For me, it was close to forty. Not that I’m old. Not yet. Not quite. More a question, though, of how little room for error remains.
The late-starter can’t afford to make many mistakes. A few: sure, you have to. But a thousand-page opus that takes fifteen years to write and turns out to be unpublishable gibberish? Probably can’t make that one. Not that you shouldn’t attempt the thousand page opus, if that’s your heart’s desire. But maybe publish a couple of short stories or a novella first, hone those skills, just a little. Like a Replicant, you have a shortened life span, authorially speaking. You need to burn twice as bright in half as long.
I’ve also heard it argued that publishers prefer their debut authors to look young. But I’m not going to dwell on that because fuck me if this industry isn’t hard enough already and I don’t want yet another reason to punch the sternum of the next publisher I meet. Enough of a concern, though, that a group of writers started Bloom, to support debut novelists over the age of forty.
Anyway, that’s the downside, the fear, the envy, the limited room for error. Yet, if you’re in this boat, I give you the consolation of four areas where the older writer may have an edge.
The first is: The well.
The ‘well’ of my inspiration is unlikely to ever run dry. More than a decade, in southeast Asia, in my first calling as an aid worker. Finding inspiration for stories is relatively easy, and I don’t fret about this mystical well running dry, as many other authors seem to do.
So blank-page writer’s block is not something I suffer from. I doubt there’d be many professional aid workers who made the switch to science fiction writer; the things I witnessed before this strange turn were and are indelible, and will provide fertile ground for years to come.
Second, starting older provides the new author with emotional cushioning, of the type the Replicant Rachel was given in Blade Runner in order to deal with the world more maturely and rationally. So, in general, writers who bloom late have the accreted shield of life experiences to protect them against the inevitable slings of and arrows of rejection. If you’ve been around for a while – a civil servant, a small business owner, a soldier – it is highly likely you’d get that failure and disappointment are the way of the world.
Third, the base question of financial security is nonetheless an important one. At thirty-eight, when I started writing, I was relatively financially secure. My wife worked, which of course was essential (as was my becoming a stay-at-home father), but we could handle the change.
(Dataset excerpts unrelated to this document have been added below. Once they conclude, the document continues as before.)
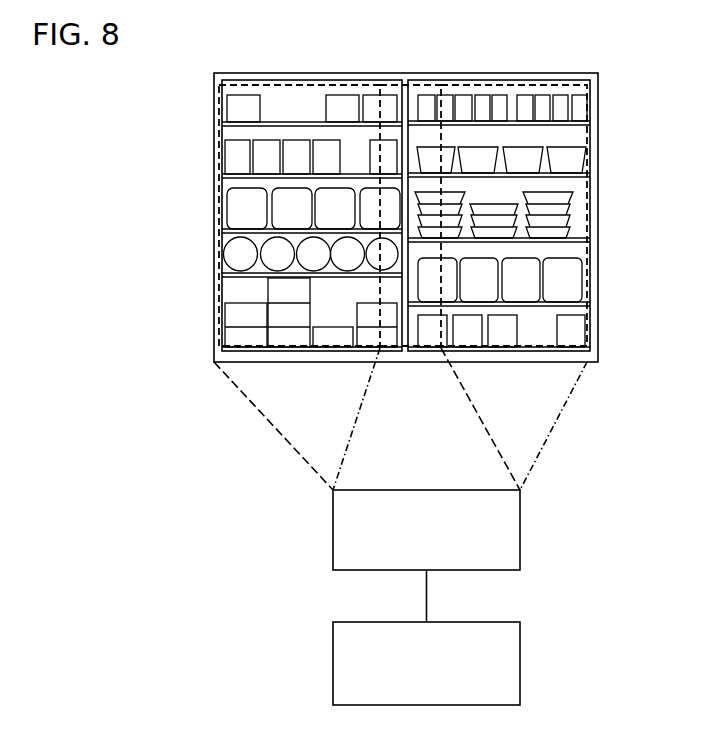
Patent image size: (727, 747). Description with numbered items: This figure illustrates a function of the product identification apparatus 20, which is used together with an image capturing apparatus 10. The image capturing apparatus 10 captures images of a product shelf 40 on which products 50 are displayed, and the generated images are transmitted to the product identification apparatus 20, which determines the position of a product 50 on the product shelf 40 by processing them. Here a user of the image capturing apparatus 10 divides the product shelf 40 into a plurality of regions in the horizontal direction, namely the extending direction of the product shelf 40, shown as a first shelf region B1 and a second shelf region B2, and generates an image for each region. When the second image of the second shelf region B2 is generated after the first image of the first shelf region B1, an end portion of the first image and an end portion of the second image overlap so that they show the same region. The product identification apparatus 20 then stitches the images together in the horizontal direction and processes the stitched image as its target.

The image capturing apparatus 10 is at (520, 533).
The product identification apparatus 20 is at (520, 667).
The product shelf 40 is at (219, 228).
The product 50 is at (584, 197).
The first shelf region B1 is at (219, 218).
The second shelf region B2 is at (586, 221).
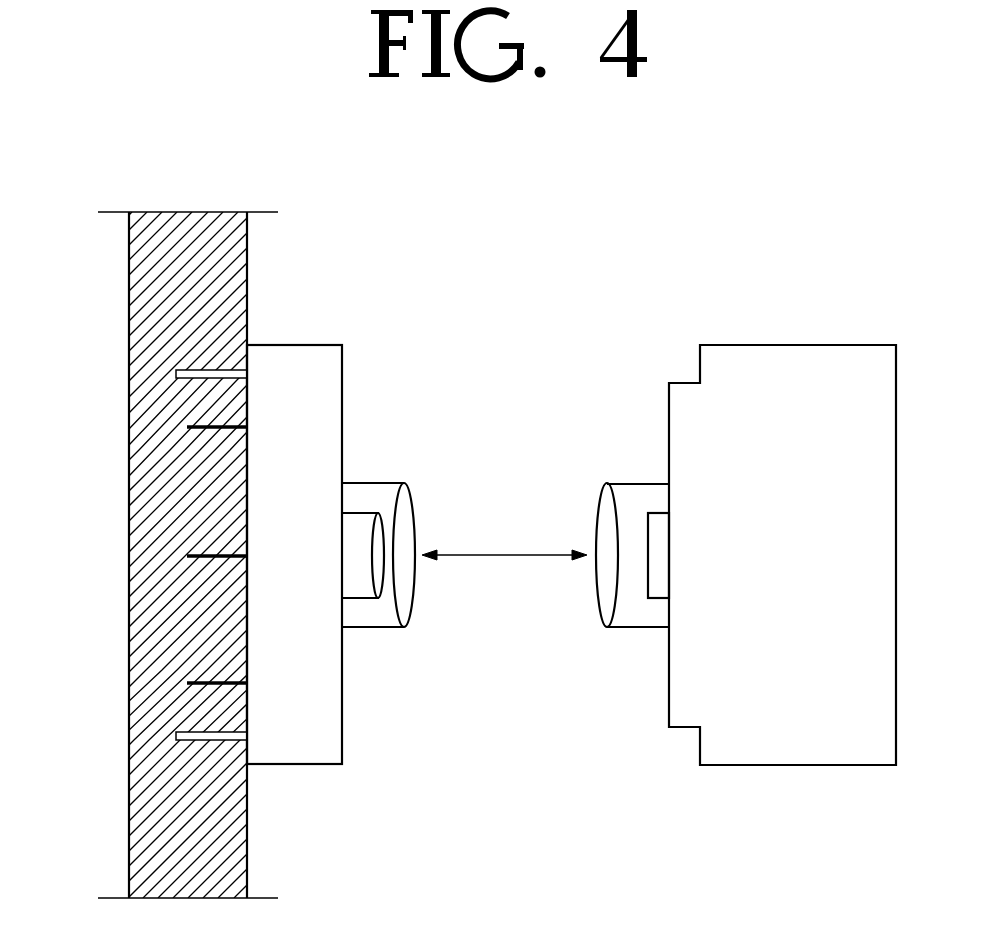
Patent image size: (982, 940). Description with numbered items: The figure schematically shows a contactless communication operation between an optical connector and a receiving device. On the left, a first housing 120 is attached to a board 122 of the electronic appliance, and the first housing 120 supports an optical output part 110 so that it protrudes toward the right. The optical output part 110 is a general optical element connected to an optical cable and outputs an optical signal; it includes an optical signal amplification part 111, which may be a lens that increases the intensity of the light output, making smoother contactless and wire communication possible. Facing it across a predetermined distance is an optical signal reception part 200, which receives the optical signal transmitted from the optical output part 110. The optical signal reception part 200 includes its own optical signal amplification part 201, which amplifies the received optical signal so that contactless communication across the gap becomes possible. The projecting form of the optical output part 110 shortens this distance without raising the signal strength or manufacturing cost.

It’s a sad cliché, but a true one, that you take a vow of poverty when you decide to become an author. No one makes money in this business anymore, and less and less every year. Especially in genre fiction, especially in Australia. So the room and time to write takes a certain about of financial security, which I certainly did not have when I was younger.
One final thing, for those of you worried about starting late, is this: it is entirely possible for writers to peak older. A small number of professions lend themselves better performance at an older age, two of which are writers and judges. They peak late because while most memory functions tend to fade with time, memory of words – language and meaning, tends to increase. So sure you may start forgetting faces, places, former lovers, current lovers, and where are my fucking keys?, but words remain.
So not all fear and envy, by my reckoning, but good lord you better get cracking.
Debut novels of old farts
Charles Bukowski – Post Office (51)
William S Burroughs – Junkie (40)
Raymond Chandler – The Big Sleep (51)
Richard Adams – Watership Down (52)
Annie Proulx – Postcards (57)
Henry Miller – Tropic of Cancer (44)
Anthony Burgess – first novel at 39, Clockwork Orange at 45.
George Eliot – first at 40, Middlemarch at 52.